We also loved jacks. And cards. And at my cousin Bobby’s house we’d hang out in the basement, building elaborate mansion floor plans on the pingpong table with Uncle Harold’s golf tees.
The most fun I ever had, though, was with my very own Smith Corona manual typewriter — starting at eight years old — so I could launch my career a famous author. Although the famous author thing never materialized, exactly, I’ve been writing continuously, one damn thing or another, since I was old enough to spell. Today, in 2013, you get the Howdygram. (Sorry, people.)
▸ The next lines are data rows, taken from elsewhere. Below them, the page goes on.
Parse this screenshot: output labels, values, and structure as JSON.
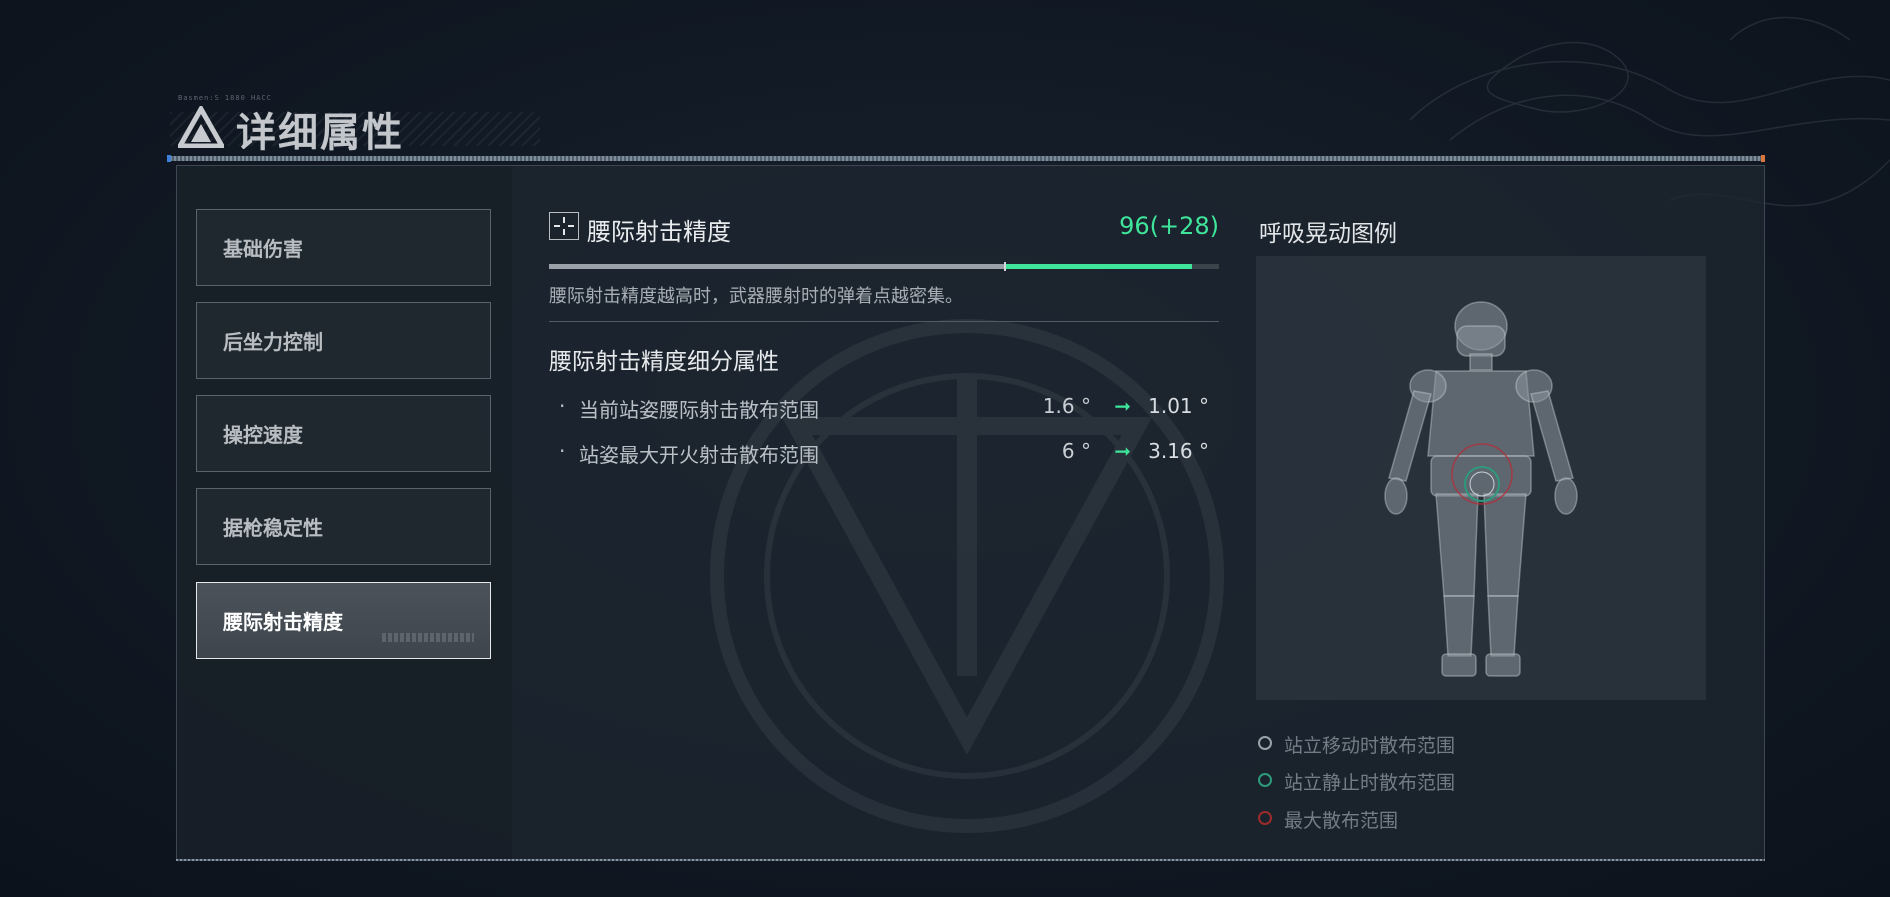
{
  "header": {
    "title": "详细属性",
    "small_text": "Basmen:S 1880 HACC",
    "icon": "triangle-logo-icon"
  },
  "sidebar": {
    "items": [
      {
        "label": "基础伤害",
        "active": false
      },
      {
        "label": "后坐力控制",
        "active": false
      },
      {
        "label": "操控速度",
        "active": false
      },
      {
        "label": "据枪稳定性",
        "active": false
      },
      {
        "label": "腰际射击精度",
        "active": true
      }
    ]
  },
  "stat": {
    "icon": "crosshair-icon",
    "name": "腰际射击精度",
    "value": "96(+28)",
    "base_fraction": 0.68,
    "total_fraction": 0.96,
    "description": "腰际射击精度越高时，武器腰射时的弹着点越密集。"
  },
  "breakdown": {
    "title": "腰际射击精度细分属性",
    "rows": [
      {
        "bullet": "·",
        "label": "当前站姿腰际射击散布范围",
        "old": "1.6 °",
        "arrow": "➞",
        "new": "1.01 °"
      },
      {
        "bullet": "·",
        "label": "站姿最大开火射击散布范围",
        "old": "6 °",
        "arrow": "➞",
        "new": "3.16 °"
      }
    ]
  },
  "legend": {
    "title": "呼吸晃动图例",
    "items": [
      {
        "label": "站立移动时散布范围",
        "color": "#9aa2aa"
      },
      {
        "label": "站立静止时散布范围",
        "color": "#2e9a7c"
      },
      {
        "label": "最大散布范围",
        "color": "#9b2b2b"
      }
    ]
  },
  "colors": {
    "accent_green": "#3ee59a",
    "panel_bg": "#1e262f",
    "max_spread_red": "#b0303a"
  }
}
What made me think about this? A cute video I watched last night on Jezebel.com ... a gang of “fierce little girls” lobbying for better, more challenging toys. It’s actually a commercial for GoldieBlox, a construction set to encourage girls into engineering.
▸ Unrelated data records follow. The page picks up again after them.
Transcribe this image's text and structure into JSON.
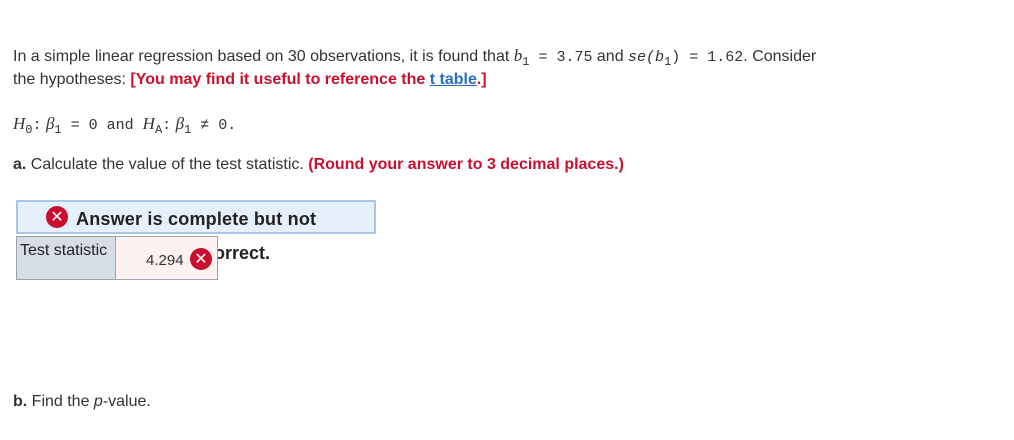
{
  "question": {
    "intro_prefix": "In a simple linear regression based on 30 observations, it is found that ",
    "b1_symbol": "b",
    "b1_sub": "1",
    "b1_equals": " = 3.75",
    "and_text": " and ",
    "se_text": "se(b",
    "se_sub": "1",
    "se_close": ")",
    "se_equals": " = 1.62",
    "intro_suffix": ". Consider",
    "line2_prefix": "the hypotheses: ",
    "hint_open": "[You may find it useful to reference the ",
    "hint_link": "t table",
    "hint_close": ".]"
  },
  "hypotheses": {
    "h0": "H",
    "h0_sub": "0",
    "colon": ":",
    "beta": "β",
    "beta_sub": "1",
    "h0_rel": " = 0",
    "and": " and ",
    "ha": "H",
    "ha_sub": "A",
    "ha_rel": " ≠ 0."
  },
  "part_a": {
    "label": "a.",
    "text": " Calculate the value of the test statistic. ",
    "instruction": "(Round your answer to 3 decimal places.)"
  },
  "feedback": {
    "banner": "Answer is complete but not correct.",
    "banner_visible": "Answer is complete but not",
    "banner_tail": "orrect.",
    "x_glyph": "✕"
  },
  "answer_table": {
    "label": "Test statistic",
    "value": "4.294"
  },
  "part_b": {
    "label": "b.",
    "text_prefix": " Find the ",
    "p": "p",
    "text_suffix": "-value."
  },
  "icons": {
    "status": "x-circle-icon"
  },
  "colors": {
    "accent_red": "#c8102e",
    "link_blue": "#2a6ebb",
    "banner_bg": "#e6f0fa"
  }
}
GoldieBlox was developed by a Stanford engineering student named Debbie Sterling who raised more than $285,000 through Kickstarter. Hmm. Maybe Bobby and I should start marketing golf tees to future architects.
Here’s an AT&T update, in case you give a crap. They sent a technician this morning to check the fiber optic equipment that’s in a big green utility box thing outside near the curb. He figured out almost immediately that the problem is inside the house, so they’re sending somebody else over here tomorrow between 4 and 8 p.m. because apparently AT&T has different job descriptions for outdoor repair dudes and indoor repair dudes. (And I think they also wear different outfits.) Regardless, I’m still betting it has to be the router sitting here on my desk, because every few minutes the power light turns red and we lose our connections to U-Verse TV, the Internet and our home telephone.
To redirect my frustration I think I’ll make a meatloaf. Thank you for reading this.